Community Connections
Reaching out into the local, regional, national, and international community provides students with hands-on training while allowing the School of Nursing to serve those in need of medical care. Important community connections such as the Neighborhood Wellness Center, federal traineeships, mission trips, clinics for the homeless, the Spiritual Care Research Network, and the Pediatric Neurodevelopment Institute afford opportunities for educational growth on many levels.
Neighborhood Wellness Center
The Neighborhood Wellness Center (NWC) opened its doors in September 1998, and emerged as a joint effort between the city of Azusa and Azusa Pacific University’s School of Nursing to provide health education and care to more than 43,000 Azusa residents. The center promotes healthy living among the local community through free seminars, referrals, screenings, and assessments, as well as sponsors a women’s health fair with the American Cancer Society. The center allows students to assume a professional role in conducting assessments and screenings. The School of Nursing faculty can choose to include the center as a component of a student’s education experience while at APU.

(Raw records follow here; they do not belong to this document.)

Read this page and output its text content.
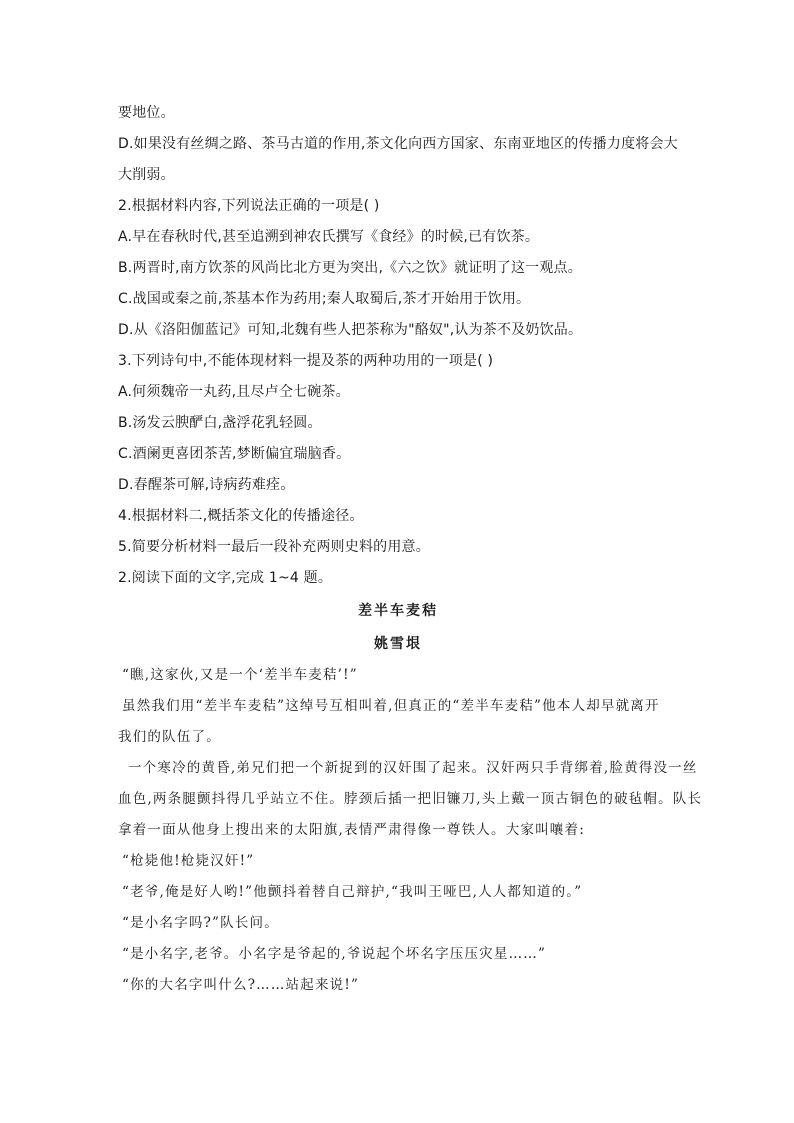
要地位。
D.如果没有丝绸之路、茶马古道的作用,茶文化向西方国家、东南亚地区的传播力度将会大
大削弱。
2.根据材料内容,下列说法正确的一项是( )
A.早在春秋时代,甚至追溯到神农氏撰写《食经》的时候,已有饮茶。
B.两晋时,南方饮茶的风尚比北方更为突出,《六之饮》就证明了这一观点。
C.战国或秦之前,茶基本作为药用;秦人取蜀后,茶才开始用于饮用。
D.从《洛阳伽蓝记》可知,北魏有些人把茶称为"酪奴",认为茶不及奶饮品。
3.下列诗句中,不能体现材料一提及茶的两种功用的一项是( )
A.何须魏帝一丸药,且尽卢仝七碗茶。
B.汤发云腴酽白,盏浮花乳轻圆。
C.酒阑更喜团茶苦,梦断偏宜瑞脑香。
D.春醒茶可解,诗病药难痊。
4.根据材料二,概括茶文化的传播途径。
5.简要分析材料一最后一段补充两则史料的用意。
2.阅读下面的文字,完成 1~4 题。
差半车麦秸
姚雪垠
“瞧,这家伙,又是一个‘差半车麦秸’!”
虽然我们用“差半车麦秸”这绰号互相叫着,但真正的“差半车麦秸”他本人却早就离开
我们的队伍了。
一个寒冷的黄昏,弟兄们把一个新捉到的汉奸围了起来。汉奸两只手背绑着,脸黄得没一丝
血色,两条腿颤抖得几乎站立不住。脖颈后插一把旧镰刀,头上戴一顶古铜色的破毡帽。队长
拿着一面从他身上搜出来的太阳旗,表情严肃得像一尊铁人。大家叫嚷着:
“枪毙他!枪毙汉奸!”
“老爷,俺是好人哟!”他颤抖着替自己辩护,“我叫王哑巴,人人都知道的。”
“是小名字吗?”队长问。
“是小名字,老爷。小名字是爷起的,爷说起个坏名字压压灾星……”
“你的大名字叫什么?……站起来说!”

For those Azusa residents unable to visit the NWC, the center holds clinics in community residential areas. The center is open Tuesday and Thursday, 8 a.m.-2 p.m. For further information, please contact Susan Smith at susansmith@apu.edu or call (626) 812-5191.
Mission Opportunities
The university and School of Nursing frequently sponsor or host missions trips for students both locally and internationally. Health missions to Mexico, Uganda, and Haiti have provided direct patient care. The School of Nursing faculty have also conducted educational health missions to Korea and Russia.
Clinics for the Homeless
The faculty and students of the Family Nurse Practitioner Program, in cooperation with a local shelter, provide health care for homeless people in the San Gabriel Valley during the winter months.
Spiritual Care Research Network
For several years, the School of Nursing has provided leadership in the development of spiritual care research studies. The school has sponsored a number of spiritual care research institutes and conferences that support faculty and graduate students from across the globe by helping them develop research ideas and tools. In addition, faculty and students are given an opportunity to present findings from their completed studies. Some topics of study include the process by which nursing students learn to provide spiritual care to patients and the practice of spiritual care by nurses in acute care, chronic care, and parish nursing.
Pediatric Neurodevelopment Institute
The Pediatric Neurodevelopment Institute (PNI) is a multidisciplinary diagnostic, treatment, and research center for children and adolescents with learning challenges, children and adolescents with emotional and behavioral difficulties, gifted children and adolescents, and those with special physical needs. The institute serves as a resource for ongoing interdisciplinary research, training, and education for faculty and students in the schools of Behavioral and Applied Sciences, Education, and Nursing at Azusa Pacific University.